One of the Deep South’s finest pockets of deep woods, Alabama’s William B. Bankhead National Forest has a potential for adventure and natural beauty you’d expect of a bigger, wilder place. The forest’s 180,000 acres encompass pine-clad and hardwood forest, burbling streams, deep gorges, and an arkful of wildlife. Bankhead is part of the Warrior Mountains, the western terminus of the Appalachian Mountains; before Europeans arrived, the forests here had been hunted for some 12,000 years by the Choctaw and Cherokee peoples.

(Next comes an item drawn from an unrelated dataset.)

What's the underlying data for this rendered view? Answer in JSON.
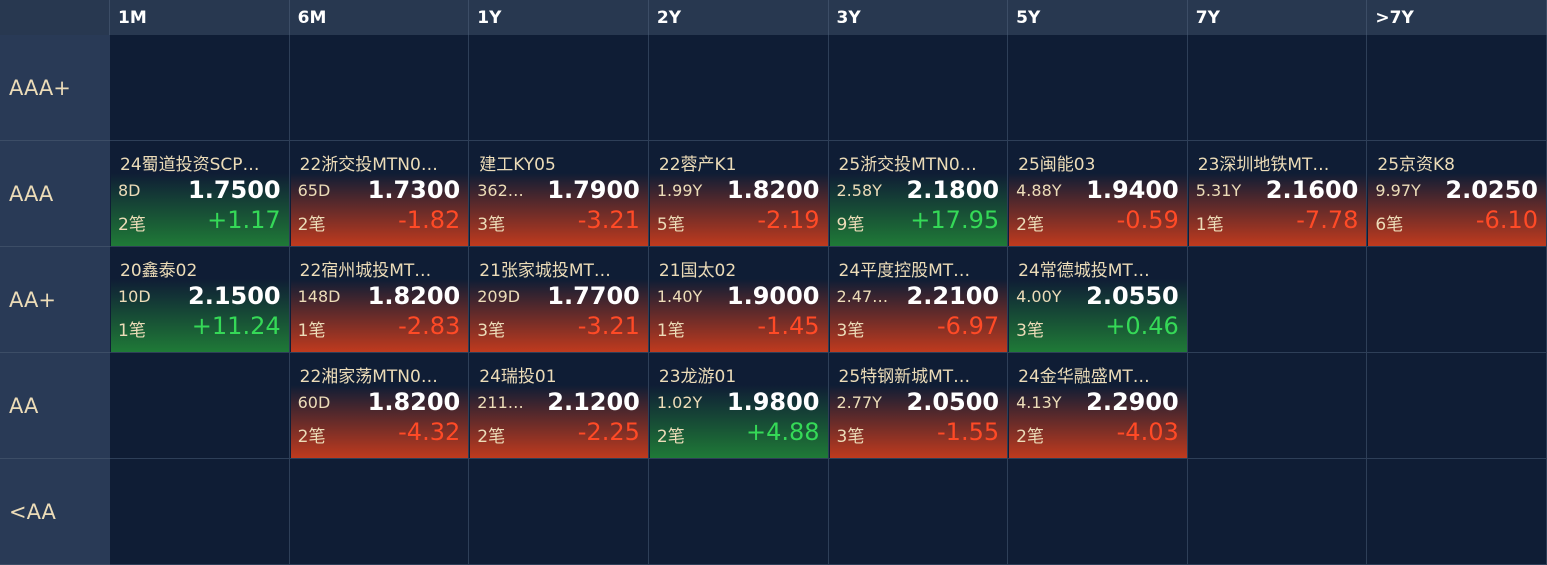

Bankhead’s jewel is the Sipsey Wilderness, sometimes called the “Land of a Thousand Waterfalls.” A maze of upland ridges and deep, lushly grown canyons, the Sipsey’s irregular topography is the result of a meeting between the limestone geology of the Cumberland Plateau and flowing, falling water — a lot of it. Thread your way into one of its deeper hollows and you’ll find stands of giant, ancient trees; in typical southern Appalachian fashion, they’ll likely be a diverse lot that includes yellow pine, eastern hemlock, and cucumber magnolia all jumbled together. And the music of falling water will almost certainly be heard wherever you go, likely from more than one quarter.
Bankhead is also home to the Sipsey Fork, Alabama’s only National Wild and Scenic River and a fine canoeing stream. The southeast quarter of the forest winds around part of the octopus-like Lewis Smith Lake, excellent for bass and bluegill fishing.